In Esparza case, Fresno DA Lisa Smittcamp adds to her image of prosecuting Democrats

The case against Fresno City Council President Nelson Esparza was flimsy from the start. Built off a few words during one conversation between two people.

It was flimsy in the middle, when the two counts of felony extortion were reduced to misdemeanors. And flimsy at its Monday conclusion, when the Fresno District Attorney’s office abruptly dropped the charges.

Nothing but a pointless, politically biased exercise.

District Attorney Lisa Smittcamp would dispute that description, certainly. Fresno County’s top prosecutor went on the defensive against any insinuation that the case against Esparza was politically motivated.

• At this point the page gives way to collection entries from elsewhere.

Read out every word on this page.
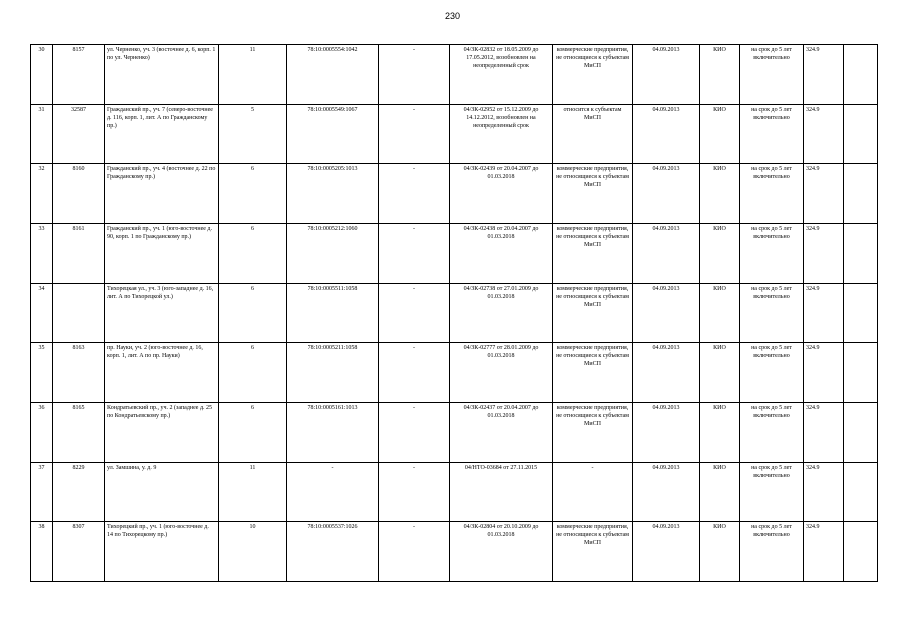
230
30	8157	ул. Черненко, уч. 3 (восточнее д. 6, корп. 1 по ул. Черненко)	11	78:10:0005554:1042	-	04/ЗК-02832 от 18.05.2009 до 17.05.2012, возобновлен на неопределенный срок	коммерческие предприятия, не относящиеся к субъектам МиСП	04.09.2013	КИО	на срок до 5 лет включительно	324.9	
31	32587	Гражданский пр., уч. 7 (северо-восточнее д. 116, корп. 1, лит. А по Гражданскому пр.)	5	78:10:0005549:1067	-	04/ЗК-02952 от 15.12.2009 до 14.12.2012, возобновлен на неопределенный срок	относится к субъектам МиСП	04.09.2013	КИО	на срок до 5 лет включительно	324.9	
32	8160	Гражданский пр., уч. 4 (восточнее д. 22 по Гражданскому пр.)	6	78:10:0005205:1013	-	04/ЗК-02439 от 20.04.2007 до 01.03.2018	коммерческие предприятия, не относящиеся к субъектам МиСП	04.09.2013	КИО	на срок до 5 лет включительно	324.9	
33	8161	Гражданский пр., уч. 1 (юго-восточнее д. 90, корп. 1 по Гражданскому пр.)	6	78:10:0005212:1060	-	04/ЗК-02438 от 20.04.2007 до 01.03.2018	коммерческие предприятия, не относящиеся к субъектам МиСП	04.09.2013	КИО	на срок до 5 лет включительно	324.9	
34		Тихорецкая ул., уч. 3 (юго-западнее д. 16, лит. А по Тихорецкой ул.)	6	78:10:0005511:1058	-	04/ЗК-02738 от 27.01.2009 до 01.03.2018	коммерческие предприятия, не относящиеся к субъектам МиСП	04.09.2013	КИО	на срок до 5 лет включительно	324.9	
35	8163	пр. Науки, уч. 2 (юго-восточнее д. 16, корп. 1, лит. А по пр. Науки)	6	78:10:0005211:1058	-	04/ЗК-02777 от 28.01.2009 до 01.03.2018	коммерческие предприятия, не относящиеся к субъектам МиСП	04.09.2013	КИО	на срок до 5 лет включительно	324.9	
36	8165	Кондратьевский пр., уч. 2 (западнее д. 25 по Кондратьевскому пр.)	6	78:10:0005161:1013	-	04/ЗК-02437 от 20.04.2007 до 01.03.2018	коммерческие предприятия, не относящиеся к субъектам МиСП	04.09.2013	КИО	на срок до 5 лет включительно	324.9	
37	8229	ул. Замшина, у. д. 9	11	-	-	04/НТО-03684 от 27.11.2015	-	04.09.2013	КИО	на срок до 5 лет включительно	324.9	
38	8307	Тихорецкий пр., уч. 1 (юго-восточнее д. 14 по Тихорецкому пр.)	10	78:10:0005537:1026	-	04/ЗК-02804 от 20.10.2009 до 01.03.2018	коммерческие предприятия, не относящиеся к субъектам МиСП	04.09.2013	КИО	на срок до 5 лет включительно	324.9	
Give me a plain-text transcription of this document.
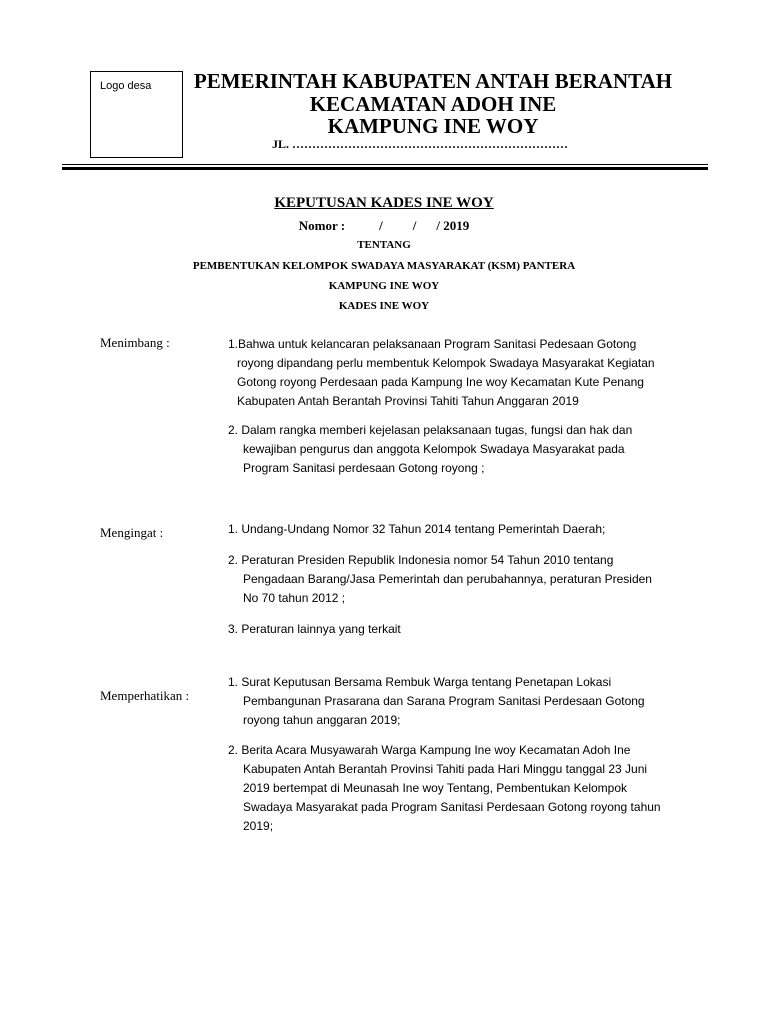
Logo desa PEMERINTAH KABUPATEN ANTAH BERANTAH
KECAMATAN ADOH INE
KAMPUNG INE WOY
JL. ……………………………………………………………
KEPUTUSAN KADES INE WOY
Nomor :	/ / / 2019
TENTANG
PEMBENTUKAN KELOMPOK SWADAYA MASYARAKAT (KSM) PANTERA
KAMPUNG INE WOY
KADES INE WOY
Menimbang :	1.Bahwa untuk kelancaran pelaksanaan Program Sanitasi Pedesaan Gotong
royong dipandang perlu membentuk Kelompok Swadaya Masyarakat Kegiatan
Gotong royong Perdesaan pada Kampung Ine woy Kecamatan Kute Penang
Kabupaten Antah Berantah Provinsi Tahiti Tahun Anggaran 2019
2. Dalam rangka memberi kejelasan pelaksanaan tugas, fungsi dan hak dan
kewajiban pengurus dan anggota Kelompok Swadaya Masyarakat pada
Program Sanitasi perdesaan Gotong royong ;
Mengingat :	1. Undang-Undang Nomor 32 Tahun 2014 tentang Pemerintah Daerah;
2. Peraturan Presiden Republik Indonesia nomor 54 Tahun 2010 tentang
Pengadaan Barang/Jasa Pemerintah dan perubahannya, peraturan Presiden
No 70 tahun 2012 ;
3. Peraturan lainnya yang terkait
Memperhatikan :
1. Surat Keputusan Bersama Rembuk Warga tentang Penetapan Lokasi
Pembangunan Prasarana dan Sarana Program Sanitasi Perdesaan Gotong
royong tahun anggaran 2019;
2. Berita Acara Musyawarah Warga Kampung Ine woy Kecamatan Adoh Ine
Kabupaten Antah Berantah Provinsi Tahiti pada Hari Minggu tanggal 23 Juni
2019 bertempat di Meunasah Ine woy Tentang, Pembentukan Kelompok
Swadaya Masyarakat pada Program Sanitasi Perdesaan Gotong royong tahun
2019;
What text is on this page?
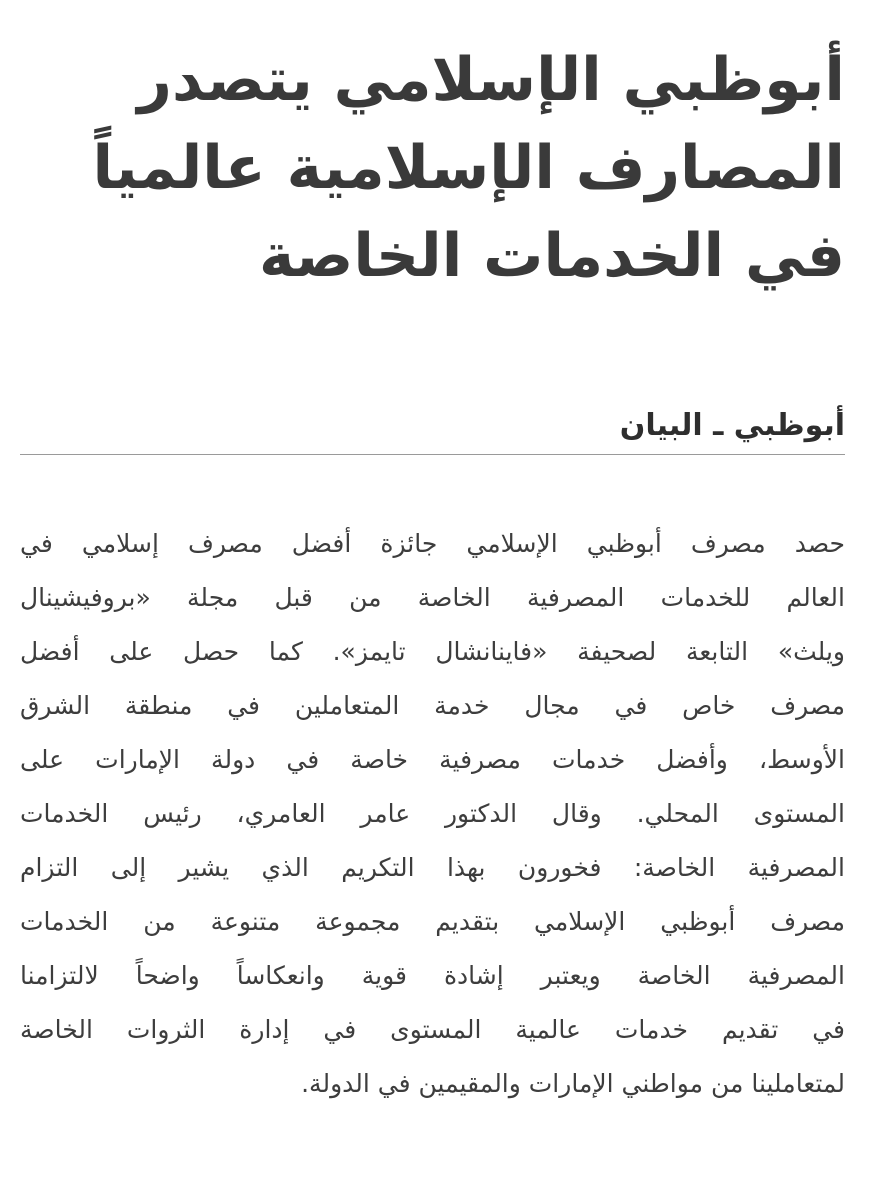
أبوظبي الإسلامي يتصدر
المصارف الإسلامية عالمياً
في الخدمات الخاصة
أبوظبي ـ البيان
حصد مصرف أبوظبي الإسلامي جائزة أفضل مصرف إسلامي في
العالم للخدمات المصرفية الخاصة من قبل مجلة «بروفيشينال
ويلث» التابعة لصحيفة «فاينانشال تايمز». كما حصل على أفضل
مصرف خاص في مجال خدمة المتعاملين في منطقة الشرق
الأوسط، وأفضل خدمات مصرفية خاصة في دولة الإمارات على
المستوى المحلي. وقال الدكتور عامر العامري، رئيس الخدمات
المصرفية الخاصة: فخورون بهذا التكريم الذي يشير إلى التزام
مصرف أبوظبي الإسلامي بتقديم مجموعة متنوعة من الخدمات
المصرفية الخاصة ويعتبر إشادة قوية وانعكاساً واضحاً لالتزامنا
في تقديم خدمات عالمية المستوى في إدارة الثروات الخاصة
لمتعاملينا من مواطني الإمارات والمقيمين في الدولة.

That is, when her office wasn’t issuing press releases written in the tone of a finger-wagging vice principal.

Opinion

“The District Attorney’s Office hopes that Mr. Esparza has learned from this experience and can move forward a better Councilman, to continue to serve his constituents with diligence and integrity,” it concludes.

Sounds like something freshmen get told after serving detention for cutting class.

In what smelled like a prearranged deal, Esparza read aloud a statement at the start of Monday’s scheduled pretrial hearing during which he essentially admitted to having the conversation with former City Attorney Doug Sloan that created this fuss, but said he didn’t know his words were misinterpreted as threats.

As soon as Esparza sat down, prosecutor Victor Lai moved to dismiss the charges “in the interest of justice.”

In the interest of saving face, more likely.

Convenient way out

Esparza has said very little about the case from the start. His most definitive statements, at least in the public domain, came from a defamation suit he filed (but later dropped) against fellow Councilmember Garry Bredefeld.

After the hearing, Lai told reporters that Esparza’s acknowledgement of the April 22 conversation was key to getting the charges dropped. Smittcamp, in an interview with radio station KMJ, more or less said the same thing.

Which strikes me (and should strike other logical-minded thinkers) as an awfully convenient excuse for not bringing the flimsy matter to trial. The prosecution’s entire case was built upon Sloan making a good witness. Except Sloan didn’t play along during the preliminary hearing. Sloan (who got a nice pay bump and now gets to ride his fixed-gear bike along the beach in Santa Monica) never even sought a clarification from Esparza.

The DA’s office faced this choice: Drop the charges now, or face another embarrassing defeat in a misdemeanor trial against a public official who just so happens to be a brown-skinned Democrat.

It was awful kind of Lai, who is in the DA’s Public Integrity Unit, to play good soldier and shield his boss from criticism.

Smittcamp, despite media speculation and accusations from local Democrats, was not heavily involved in the Esparza case. Nor, Lai said, has she ever directed him to investigate an elected official based on their political affiliation.

Ah, semantics. While the Public Integrity Unit may not initiate its own investigations, as Lai insisted, that doesn’t mean the DA herself doesn’t have ultimate authority over which cases go to trial and which never see the light of day.

The path the Fresno County DA chooses in these types of situations has become all too familiar.

DA’s track record of prosecuting Democrats

Here’s something else Smittcamp said during the KMJ interview: “We make decisions in the District Attorney’s Office based on two things — facts and law. That’s it. And the only facts we can use are the facts that we know.”

Our district attorney makes a good point. The only facts we can use are the ones we know. And here is what we know:

Smittcamp has a track record of going after elected Democrats, starting in 2019 when she unsuccessfully prosecuted state Assemblyman Joaquin Arambula for misdemeanor child abuse.

Her Public Integrity Unit has since tried — but ultimately failed — to dig up Brown Act violations against Fresno councilmembers involving Granite Park operator Terance Frazier, the romantic partner of newly elected state Assemblywoman Esmeralda Soria.

And despite losing the Arambula case and filing zero charges over Granite Park, Smittcamp continued to cast aspersions over those involved in subsequent interviews. It’s her pattern.

But when elected Republicans step out of line, the Fresno County DA’s office issues a collective shrug.

Despite security camera footage showing Fresno Unified School District Trustee Terry Slatic initiating a scuffle with a Bullard High student in 2019, Smittcamp took zero action. And when Bredefeld kept a staff member in his employ for more than two years despite multiple domestic violence felonies hanging over him, poisoning the working atmosphere at City Hall, our tough-on-crime DA was silent.

As long as Smittcamp continues her office’s selective course of prosecutions, the “narrative” (as she calls it) won’t change.

Why not? Because we can only go by the facts we know.